In the morning, I wake up to see Jjajja Kookola nursing a bottle of gin at 8:30 in the morning. ‘Only in Uganda,’ I think to myself, and he soon leaves the hut in order to see some clients who have come for his help. He’s not exactly a healer, but like other spirit mediums, he divines the causes of many problems and offers people his counsel. It begins raining as he leaves, which is just as well; we have outside activities planned. When he returns, it’s time to begin.
We move out of the hut and down to the lake, where we must each bathe privately. (Evidently this particular journey starts off with skinny-dipping. I haven’t had a real shower, so I’m down with that.) In all seriousness, the point of this exercise is to have a quiet moment with the spirits of the Lake, namely Mukasa w’enyanja. We then move into the cave where we were yesterday. He shows us several baskets in the places where larger shrines with more ritual power objects used to be. Then we move to a series of smaller caves on top of this one.
Once there, Jjajja Kookola shows us the places where people make offerings for Ssaalongo, Nnaalongo, and balongo (Father of twins, Mother of twins, and the Twins). Since we’ve climbed up this far, we take a bit of a rest and Jjajja Kookola smokes his pipe.
The view from up here is really beautiful, and we can see how large and complex this rock is with its system of caves.
After Jjajja has finished with his pipe, we move up another level, which takes us to a large hill. Beyond that, there’s a huge field of rocks.
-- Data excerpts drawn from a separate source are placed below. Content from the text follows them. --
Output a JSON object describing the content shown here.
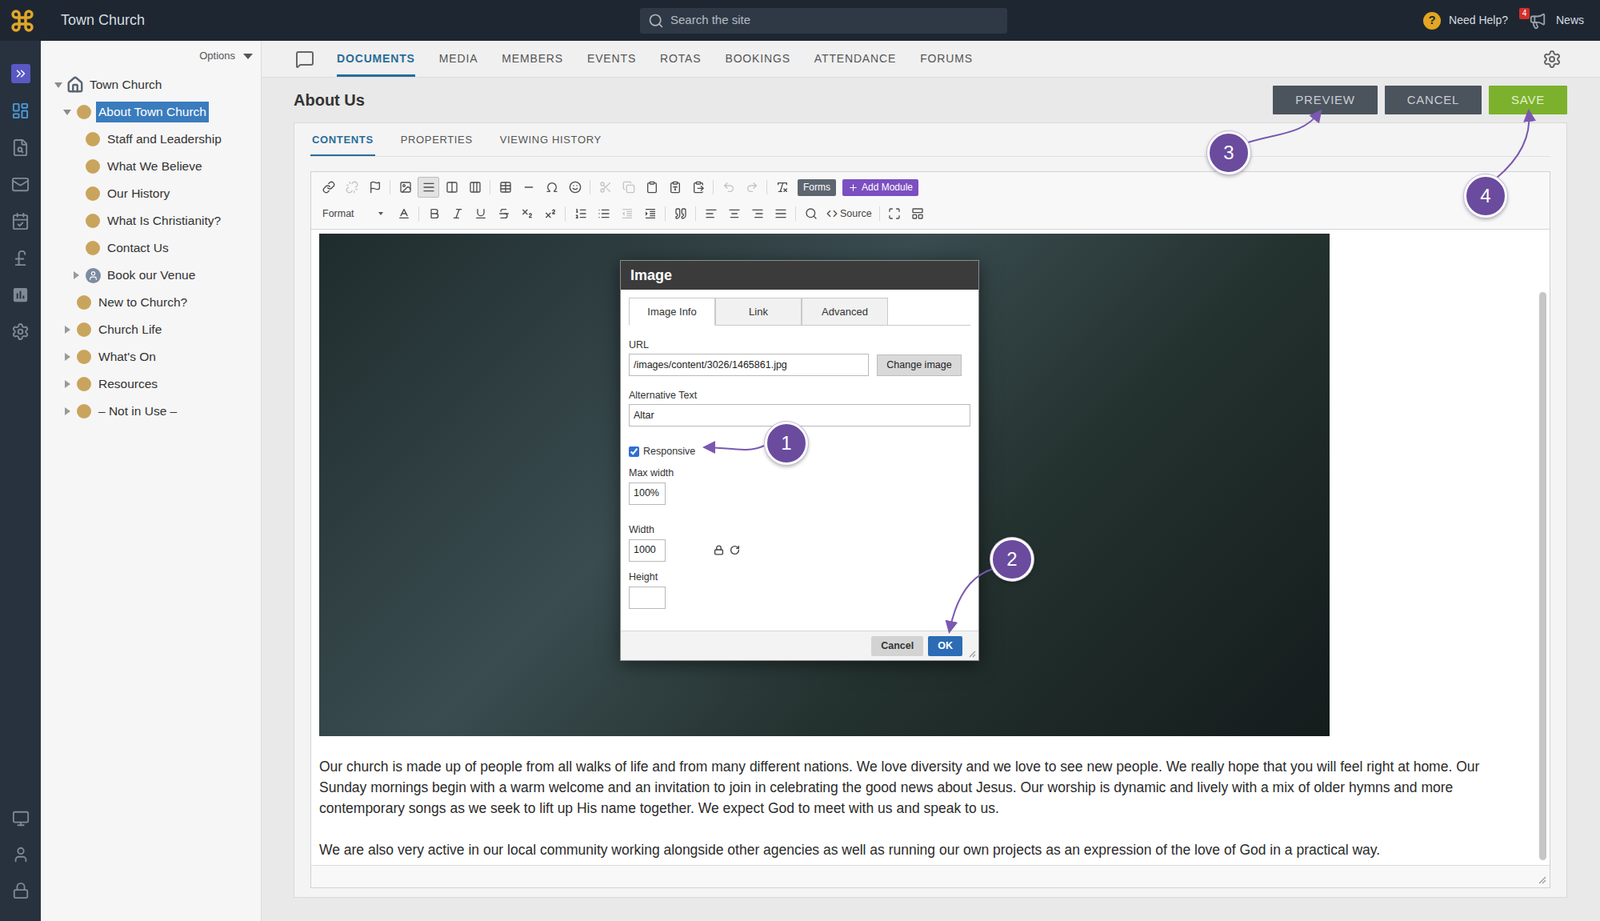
{
  "topbar": {
    "title": "Town Church",
    "search_placeholder": "Search the site",
    "help_icon": "?",
    "help_label": "Need Help?",
    "news_badge": "4",
    "news_label": "News"
  },
  "rail": {
    "items": [
      {
        "selected": true
      },
      {
        "selected": false
      },
      {
        "selected": false
      },
      {
        "selected": false
      },
      {
        "selected": false
      },
      {
        "selected": false
      },
      {
        "selected": false
      }
    ],
    "bottom": [
      {
        "selected": false
      },
      {
        "selected": false
      },
      {
        "selected": false
      }
    ]
  },
  "sidebar": {
    "options_label": "Options",
    "items": [
      {
        "label": "Town Church",
        "depth": 0,
        "kind": "home",
        "expandable": true,
        "expanded": true,
        "selected": false
      },
      {
        "label": "About Town Church",
        "depth": 1,
        "kind": "page",
        "expandable": true,
        "expanded": true,
        "selected": true
      },
      {
        "label": "Staff and Leadership",
        "depth": 2,
        "kind": "page",
        "expandable": false,
        "expanded": false,
        "selected": false
      },
      {
        "label": "What We Believe",
        "depth": 2,
        "kind": "page",
        "expandable": false,
        "expanded": false,
        "selected": false
      },
      {
        "label": "Our History",
        "depth": 2,
        "kind": "page",
        "expandable": false,
        "expanded": false,
        "selected": false
      },
      {
        "label": "What Is Christianity?",
        "depth": 2,
        "kind": "page",
        "expandable": false,
        "expanded": false,
        "selected": false
      },
      {
        "label": "Contact Us",
        "depth": 2,
        "kind": "page",
        "expandable": false,
        "expanded": false,
        "selected": false
      },
      {
        "label": "Book our Venue",
        "depth": 2,
        "kind": "person",
        "expandable": true,
        "expanded": false,
        "selected": false
      },
      {
        "label": "New to Church?",
        "depth": 1,
        "kind": "page",
        "expandable": false,
        "expanded": false,
        "selected": false
      },
      {
        "label": "Church Life",
        "depth": 1,
        "kind": "page",
        "expandable": true,
        "expanded": false,
        "selected": false
      },
      {
        "label": "What's On",
        "depth": 1,
        "kind": "page",
        "expandable": true,
        "expanded": false,
        "selected": false
      },
      {
        "label": "Resources",
        "depth": 1,
        "kind": "page",
        "expandable": true,
        "expanded": false,
        "selected": false
      },
      {
        "label": "– Not in Use –",
        "depth": 1,
        "kind": "page",
        "expandable": true,
        "expanded": false,
        "selected": false
      }
    ]
  },
  "nav": {
    "tabs": [
      {
        "label": "DOCUMENTS",
        "selected": true
      },
      {
        "label": "MEDIA",
        "selected": false
      },
      {
        "label": "MEMBERS",
        "selected": false
      },
      {
        "label": "EVENTS",
        "selected": false
      },
      {
        "label": "ROTAS",
        "selected": false
      },
      {
        "label": "BOOKINGS",
        "selected": false
      },
      {
        "label": "ATTENDANCE",
        "selected": false
      },
      {
        "label": "FORUMS",
        "selected": false
      }
    ]
  },
  "page": {
    "title": "About Us",
    "buttons": [
      {
        "label": "PREVIEW",
        "kind": "secondary"
      },
      {
        "label": "CANCEL",
        "kind": "secondary"
      },
      {
        "label": "SAVE",
        "kind": "primary"
      }
    ]
  },
  "subtabs": [
    {
      "label": "CONTENTS",
      "selected": true
    },
    {
      "label": "PROPERTIES",
      "selected": false
    },
    {
      "label": "VIEWING HISTORY",
      "selected": false
    }
  ],
  "editor": {
    "toolbar": {
      "row1": [
        {
          "disabled": false,
          "selected": false
        },
        {
          "disabled": true,
          "selected": false
        },
        {
          "disabled": false,
          "selected": false
        },
        {
          "disabled": false,
          "selected": false
        },
        {
          "disabled": false,
          "selected": true
        },
        {
          "disabled": false,
          "selected": false
        },
        {
          "disabled": false,
          "selected": false
        },
        {
          "disabled": false,
          "selected": false
        },
        {
          "disabled": false,
          "selected": false
        },
        {
          "disabled": false,
          "selected": false
        },
        {
          "disabled": false,
          "selected": false
        },
        {
          "disabled": true,
          "selected": false
        },
        {
          "disabled": true,
          "selected": false
        },
        {
          "disabled": false,
          "selected": false
        },
        {
          "disabled": false,
          "selected": false
        },
        {
          "disabled": false,
          "selected": false
        },
        {
          "disabled": true,
          "selected": false
        },
        {
          "disabled": true,
          "selected": false
        },
        {
          "disabled": false,
          "selected": false
        }
      ],
      "forms": "Forms",
      "add_module": "Add Module",
      "format": "Format",
      "row2": [
        {
          "disabled": false
        },
        {
          "disabled": false
        },
        {
          "disabled": false
        },
        {
          "disabled": false
        },
        {
          "disabled": false
        },
        {
          "disabled": false
        },
        {
          "disabled": false
        },
        {
          "disabled": false
        },
        {
          "disabled": false
        },
        {
          "disabled": true
        },
        {
          "disabled": false
        },
        {
          "disabled": false
        },
        {
          "disabled": false
        },
        {
          "disabled": false
        },
        {
          "disabled": false
        },
        {
          "disabled": false
        },
        {
          "disabled": false
        },
        {
          "disabled": false
        },
        {
          "disabled": false
        }
      ],
      "source": "Source"
    },
    "paragraphs": [
      "Our church is made up of people from all walks of life and from many different nations. We love diversity and we love to see new people. We really hope that you will feel right at home. Our Sunday mornings begin with a warm welcome and an invitation to join in celebrating the good news about Jesus. Our worship is dynamic and lively with a mix of older hymns and more contemporary songs as we seek to lift up His name together. We expect God to meet with us and speak to us.",
      "We are also very active in our local community working alongside other agencies as well as running our own projects as an expression of the love of God in a practical way."
    ]
  },
  "dialog": {
    "title": "Image",
    "tabs": [
      {
        "label": "Image Info",
        "selected": true
      },
      {
        "label": "Link",
        "selected": false
      },
      {
        "label": "Advanced",
        "selected": false
      }
    ],
    "url_label": "URL",
    "url": "/images/content/3026/1465861.jpg",
    "change_image": "Change image",
    "alt_label": "Alternative Text",
    "alt": "Altar",
    "responsive": {
      "label": "Responsive",
      "checked": true
    },
    "max_width": {
      "label": "Max width",
      "value": "100%"
    },
    "width": {
      "label": "Width",
      "value": "1000"
    },
    "height": {
      "label": "Height",
      "value": ""
    },
    "buttons": [
      {
        "label": "Cancel",
        "kind": "secondary"
      },
      {
        "label": "OK",
        "kind": "primary"
      }
    ]
  },
  "callouts": [
    "1",
    "2",
    "3",
    "4"
  ]
}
At some point in our walk through this field, Jjajja tells me not to take any more photographs. We travel about a kilometer further, and we stop. Nakayima has brought two bottles of beer and several eggs. These she leaves at the rock dedicated to Nnaalongo, the archetypical Mother of Twins, as an offering.
On the way back, Jjajja Kookola tells us not to do any more site visits for a few days after leaving here. The place has a kind of meditative calm to it. I don’t know if it’s the lake or all of the ritual sites in one place or what, but that’s the feel of this place, and maybe it has something to do with the custom he refers to. He doesn’t really have a satisfying answer when I ask him about it. Like so many other things, it’s just how people do it here. More importantly than any of that, Nakayima has given me a window into how an official function NOT dedicated to kusamira performance works in a ritual location.
These two days have also given me an opportunity to see how some of the contemporary conflicts among religious groups affect communities. In Uganda today, traditional healers become scapegoats for many people, including rival religious groups and journalists. Among other things, they get blamed for so-called “ritual” murders, child sacrifices, and bodily mutilation. While there is a small cadre of FGM practitioners in Eastern Uganda, these are not medicine men or mediums even closely associated with the kinds of musical and ritual practices that occupy the focus of my study. Moreover, many of the stories that the newspapers run end up as follow-ups that identify healers as the first responders for many of these crimes, not the perpetrators. Furthermore, avid readers of this blog might remember my post about the Uganda n’eddagala lyayo annual meeting, where healers uncovered a police plot to frame healers for a brutal crime. All this is to say that the level of animosity “Savedies” feel toward traditional healers and spirit mediums may well be biased by this kind of scapegoating. One thing is for sure: people cannot solve social problems by creating more social problems. The continuing meetings in this place and the sounds of these songs testify to the tenacity of these rituals and their practitioners. If colonization and the first wave of missionization through Uganda could not eliminate them, a new Born-again movement will be ill equipped to stamp them out now.